Friday, November 30, 2012

163

I know that I usually begin my posts with a date in an unlogical order. I glance at the right hand corner and type what feels natural. This is an unconscious process, as in right now, I don't know what part of the date to type first.

Something in my head shouts, "Monday!" I know it is not Monday. It is Saturday. No. It's Friday still.

I suppose it is a good philosophy to just try something because one thing tends to lead to another.

I don't remember typing in any posts, but a few minutes ago, something in my head said, "Maybe you should talk about that in your blog." I don't remember what 'that' was, but it had to do with tulpae, doubt, and something else that I can't quite 'link to'.

Like I said, I can't remember typing any of these posts because of a sort of memory loss. I can't remember a lot, but I know about them. I know I have a blog, but I don't remember any posts and I don't remember typing any of them.

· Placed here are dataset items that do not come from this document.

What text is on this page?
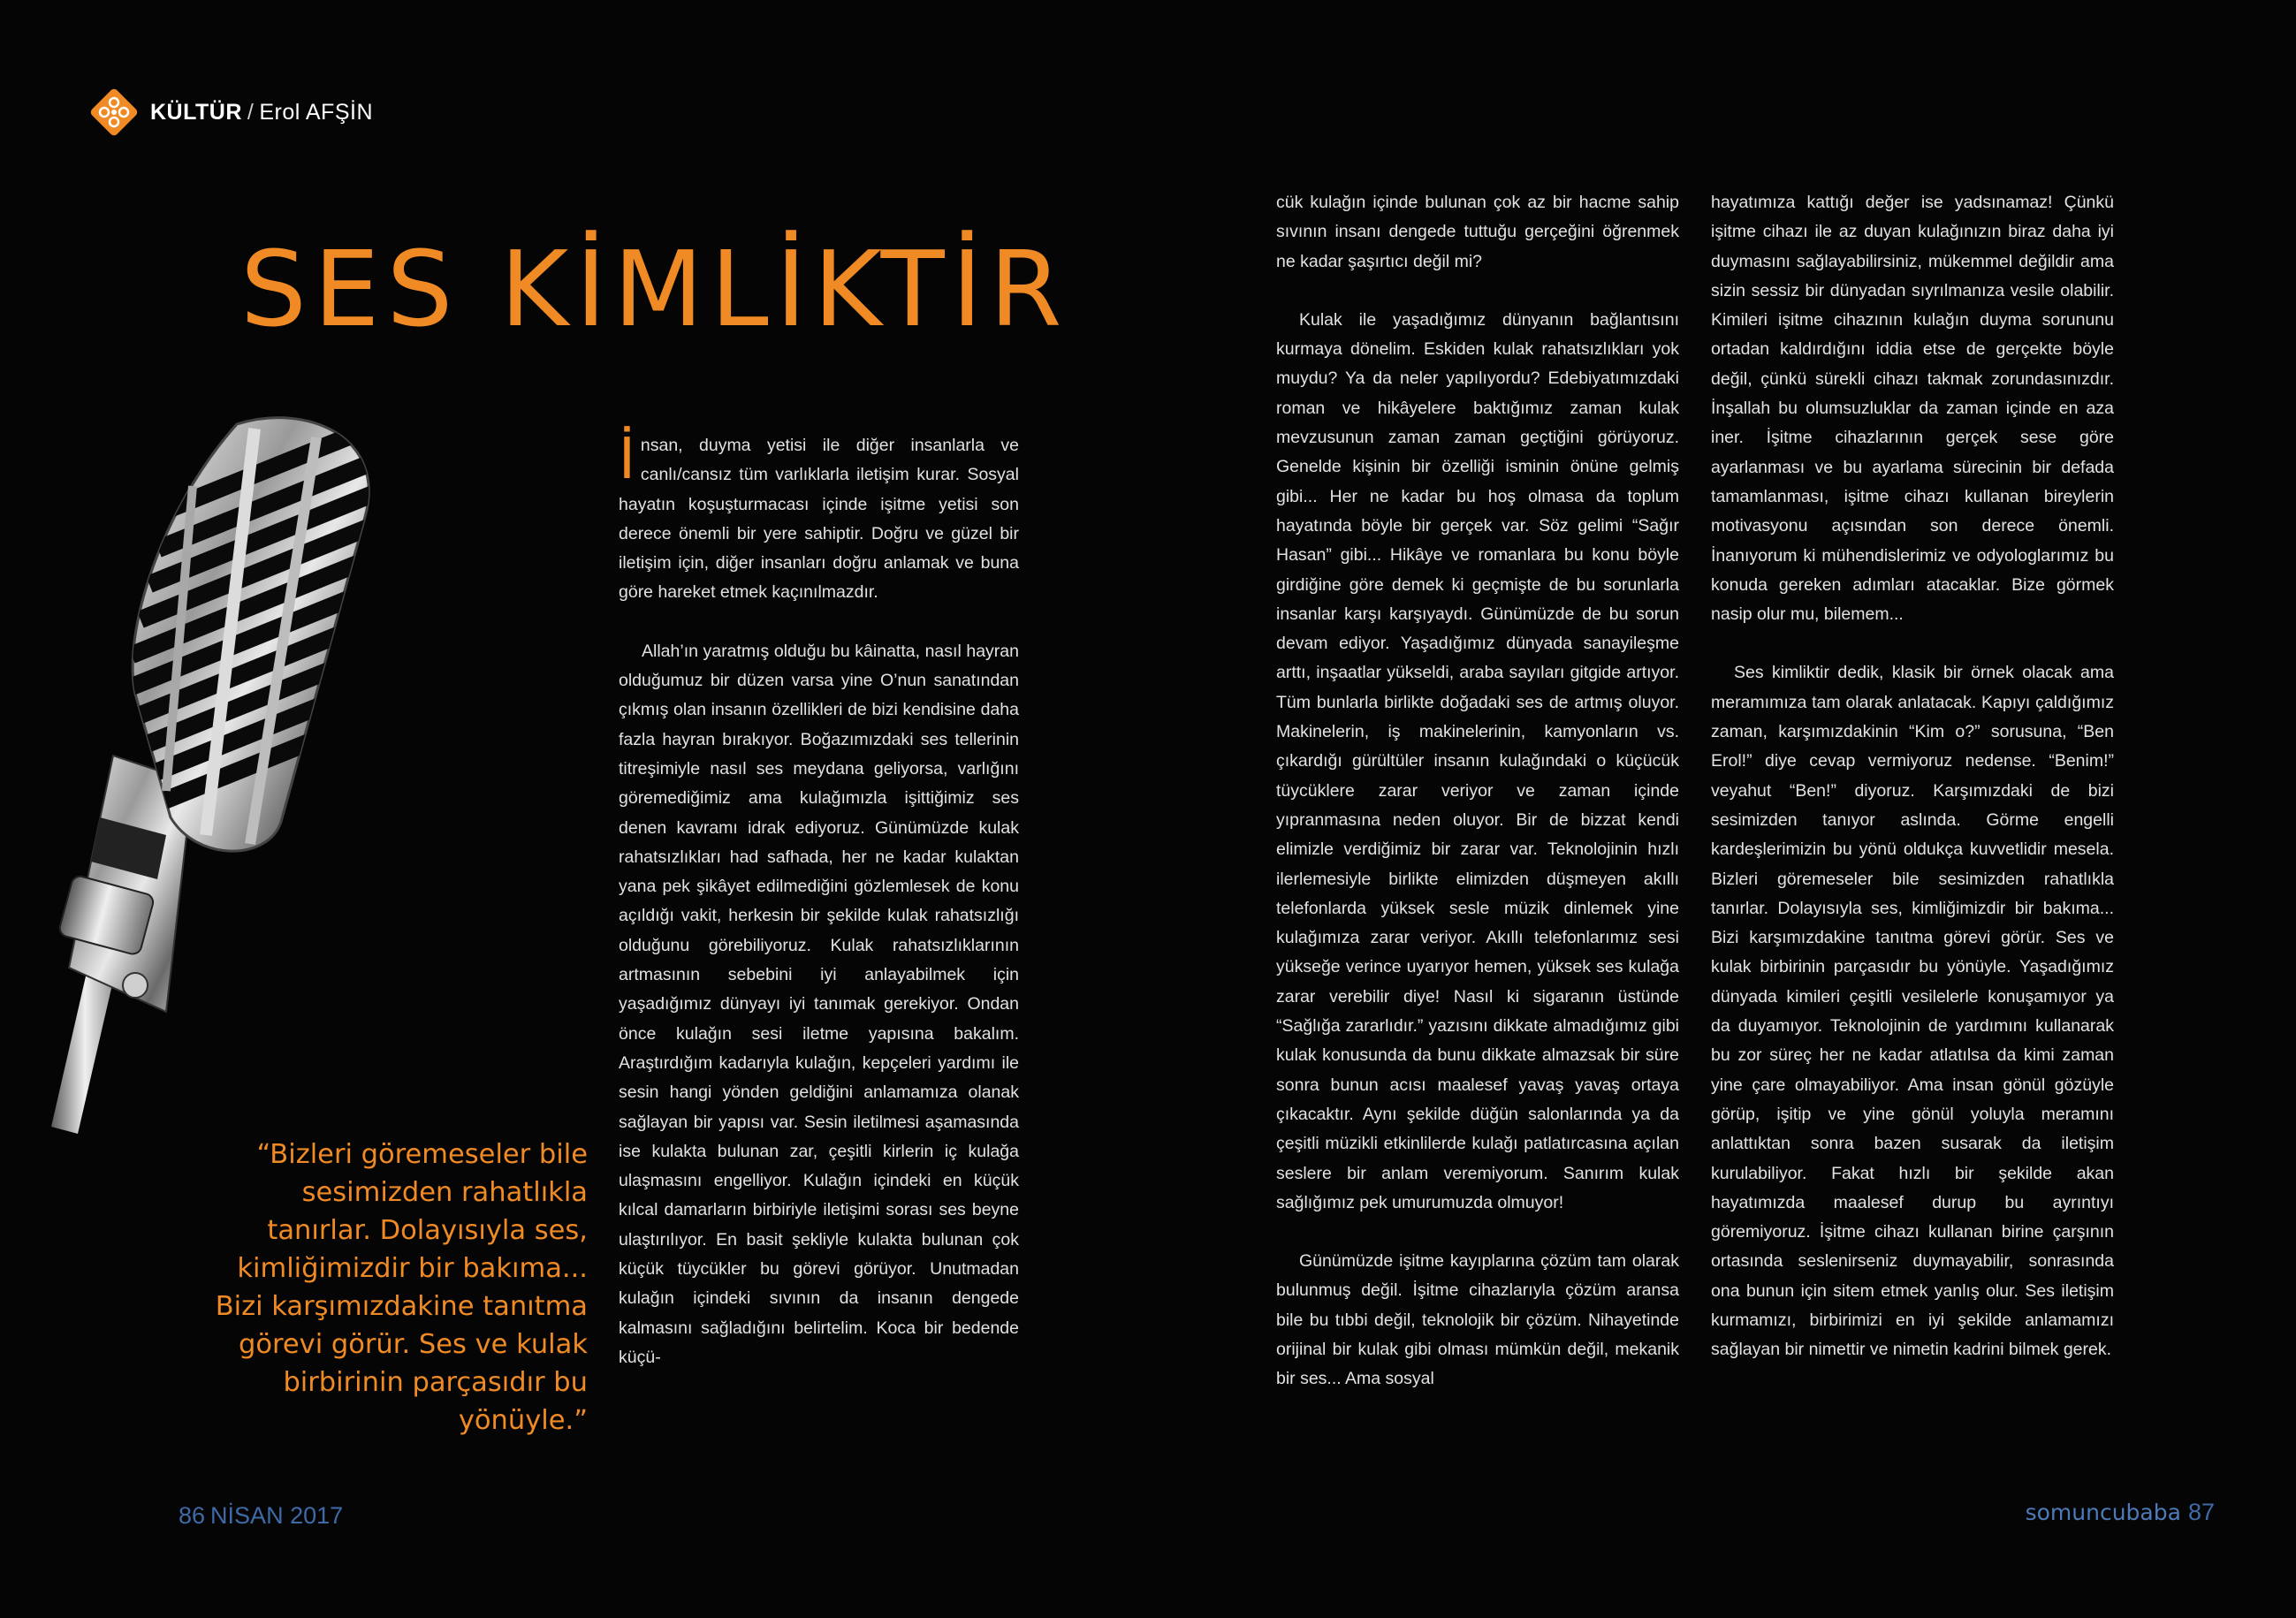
KÜLTÜR / Erol AFŞİN
SES KİMLİKTİR
“Bizleri göremeseler bile sesimizden rahatlıkla tanırlar. Dolayısıyla ses, kimliğimizdir bir bakıma... Bizi karşımızdakine tanıtma görevi görür. Ses ve kulak birbirinin parçasıdır bu yönüyle.”

İnsan, duyma yetisi ile diğer insanlarla ve canlı/cansız tüm varlıklarla iletişim kurar. Sosyal hayatın koşuşturmacası içinde işitme yetisi son derece önemli bir yere sahiptir. Doğru ve güzel bir iletişim için, diğer insanları doğru anlamak ve buna göre hareket etmek kaçınılmazdır.

Allah’ın yaratmış olduğu bu kâinatta, nasıl hayran olduğumuz bir düzen varsa yine O’nun sanatından çıkmış olan insanın özellikleri de bizi kendisine daha fazla hayran bırakıyor. Boğazımızdaki ses tellerinin titreşimiyle nasıl ses meydana geliyorsa, varlığını göremediğimiz ama kulağımızla işittiğimiz ses denen kavramı idrak ediyoruz. Günümüzde kulak rahatsızlıkları had safhada, her ne kadar kulaktan yana pek şikâyet edilmediğini gözlemlesek de konu açıldığı vakit, herkesin bir şekilde kulak rahatsızlığı olduğunu görebiliyoruz. Kulak rahatsızlıklarının artmasının sebebini iyi anlayabilmek için yaşadığımız dünyayı iyi tanımak gerekiyor. Ondan önce kulağın sesi iletme yapısına bakalım. Araştırdığım kadarıyla kulağın, kepçeleri yardımı ile sesin hangi yönden geldiğini anlamamıza olanak sağlayan bir yapısı var. Sesin iletilmesi aşamasında ise kulakta bulunan zar, çeşitli kirlerin iç kulağa ulaşmasını engelliyor. Kulağın içindeki en küçük kılcal damarların birbiriyle iletişimi sorası ses beyne ulaştırılıyor. En basit şekliyle kulakta bulunan çok küçük tüycükler bu görevi görüyor. Unutmadan kulağın içindeki sıvının da insanın dengede kalmasını sağladığını belirtelim. Koca bir bedende küçü-

86 NİSAN 2017	somuncubaba 87

cük kulağın içinde bulunan çok az bir hacme sahip sıvının insanı dengede tuttuğu gerçeğini öğrenmek ne kadar şaşırtıcı değil mi?

Kulak ile yaşadığımız dünyanın bağlantısını kurmaya dönelim. Eskiden kulak rahatsızlıkları yok muydu? Ya da neler yapılıyordu? Edebiyatımızdaki roman ve hikâyelere baktığımız zaman kulak mevzusunun zaman zaman geçtiğini görüyoruz. Genelde kişinin bir özelliği isminin önüne gelmiş gibi... Her ne kadar bu hoş olmasa da toplum hayatında böyle bir gerçek var. Söz gelimi “Sağır Hasan” gibi... Hikâye ve romanlara bu konu böyle girdiğine göre demek ki geçmişte de bu sorunlarla insanlar karşı karşıyaydı. Günümüzde de bu sorun devam ediyor. Yaşadığımız dünyada sanayileşme arttı, inşaatlar yükseldi, araba sayıları gitgide artıyor. Tüm bunlarla birlikte doğadaki ses de artmış oluyor. Makinelerin, iş makinelerinin, kamyonların vs. çıkardığı gürültüler insanın kulağındaki o küçücük tüycüklere zarar veriyor ve zaman içinde yıpranmasına neden oluyor. Bir de bizzat kendi elimizle verdiğimiz bir zarar var. Teknolojinin hızlı ilerlemesiyle birlikte elimizden düşmeyen akıllı telefonlarda yüksek sesle müzik dinlemek yine kulağımıza zarar veriyor. Akıllı telefonlarımız sesi yükseğe verince uyarıyor hemen, yüksek ses kulağa zarar verebilir diye! Nasıl ki sigaranın üstünde “Sağlığa zararlıdır.” yazısını dikkate almadığımız gibi kulak konusunda da bunu dikkate almazsak bir süre sonra bunun acısı maalesef yavaş yavaş ortaya çıkacaktır. Aynı şekilde düğün salonlarında ya da çeşitli müzikli etkinlilerde kulağı patlatırcasına açılan seslere bir anlam veremiyorum. Sanırım kulak sağlığımız pek umurumuzda olmuyor!

Günümüzde işitme kayıplarına çözüm tam olarak bulunmuş değil. İşitme cihazlarıyla çözüm aransa bile bu tıbbi değil, teknolojik bir çözüm. Nihayetinde orijinal bir kulak gibi olması mümkün değil, mekanik bir ses... Ama sosyal

hayatımıza kattığı değer ise yadsınamaz! Çünkü işitme cihazı ile az duyan kulağınızın biraz daha iyi duymasını sağlayabilirsiniz, mükemmel değildir ama sizin sessiz bir dünyadan sıyrılmanıza vesile olabilir. Kimileri işitme cihazının kulağın duyma sorununu ortadan kaldırdığını iddia etse de gerçekte böyle değil, çünkü sürekli cihazı takmak zorundasınızdır. İnşallah bu olumsuzluklar da zaman içinde en aza iner. İşitme cihazlarının gerçek sese göre ayarlanması ve bu ayarlama sürecinin bir defada tamamlanması, işitme cihazı kullanan bireylerin motivasyonu açısından son derece önemli. İnanıyorum ki mühendislerimiz ve odyologlarımız bu konuda gereken adımları atacaklar. Bize görmek nasip olur mu, bilemem...

Ses kimliktir dedik, klasik bir örnek olacak ama meramımıza tam olarak anlatacak. Kapıyı çaldığımız zaman, karşımızdakinin “Kim o?” sorusuna, “Ben Erol!” diye cevap vermiyoruz nedense. “Benim!” veyahut “Ben!” diyoruz. Karşımızdaki de bizi sesimizden tanıyor aslında. Görme engelli kardeşlerimizin bu yönü oldukça kuvvetlidir mesela. Bizleri göremeseler bile sesimizden rahatlıkla tanırlar. Dolayısıyla ses, kimliğimizdir bir bakıma... Bizi karşımızdakine tanıtma görevi görür. Ses ve kulak birbirinin parçasıdır bu yönüyle. Yaşadığımız dünyada kimileri çeşitli vesilelerle konuşamıyor ya da duyamıyor. Teknolojinin de yardımını kullanarak bu zor süreç her ne kadar atlatılsa da kimi zaman yine çare olmayabiliyor. Ama insan gönül gözüyle görüp, işitip ve yine gönül yoluyla meramını anlattıktan sonra bazen susarak da iletişim kurulabiliyor. Fakat hızlı bir şekilde akan hayatımızda maalesef durup bu ayrıntıyı göremiyoruz. İşitme cihazı kullanan birine çarşının ortasında seslenirseniz duymayabilir, sonrasında ona bunun için sitem etmek yanlış olur. Ses iletişim kurmamızı, birbirimizi en iyi şekilde anlamamızı sağlayan bir nimettir ve nimetin kadrini bilmek gerek.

Friday, November 30, 2012, 9:07PM

I typed a D for December, only to correct myself.

It doesn't give me a creepy feeling or a surprised feeling, but more of the feeling you would get if you got well into your day and found that everyone believed in magic, cast spells, and had done so their entire lives. Everyone would be nonchalant about it as well. You would feel a little like you are still waking up. It would be like someone telling you something that you can understand, but you can't make sense of. Like it's on the tip of your ear. You would feel like going with the crowd. You would feel like trying to remember. You would be a little confused as to how you could have forgotten. You know that delay that is in between receiving information and making sense out of it? That delay is normally too short to notice, but now that you are stuck in that delay, you take in the sensation and you are suddenly filled in. Your perspective changes.

Now that I got sidetracked, I'll probably not post this because of the above paragraph.

Let's talk about tulpae.

Recently, I gave up on the entire tulpa project, more or less. More recently, however, I've felt a stronger connection to my tulpa's voice and perhaps presence (ASMR). Was it because the burden of 'needing' to create a tulpa was off my shoulders? Was it because I stumbled into forums about tulpae? Maybe it was just realizing that I'm not the terrible person I thought I was. I changed my perspective. Somehow. I know the feeling.

Evidently, my tulpa has been speaking to me. According to this source, one cannot parrot accidentally. If this is true, then... wow. It seems ridiculous to say: "I parroted accidentally." Using logical equivalences, it would be equivalent to "My tulpa spoke to me." I had so much doubt in myself. Really, my doubt was blinding.

What saved this project was that I tried. Even when I quit, I still could not let it go. I spoke to my tulpa casually because I didn't have anything more to lose. I may have listened less intensely. I may have done everything less intensely.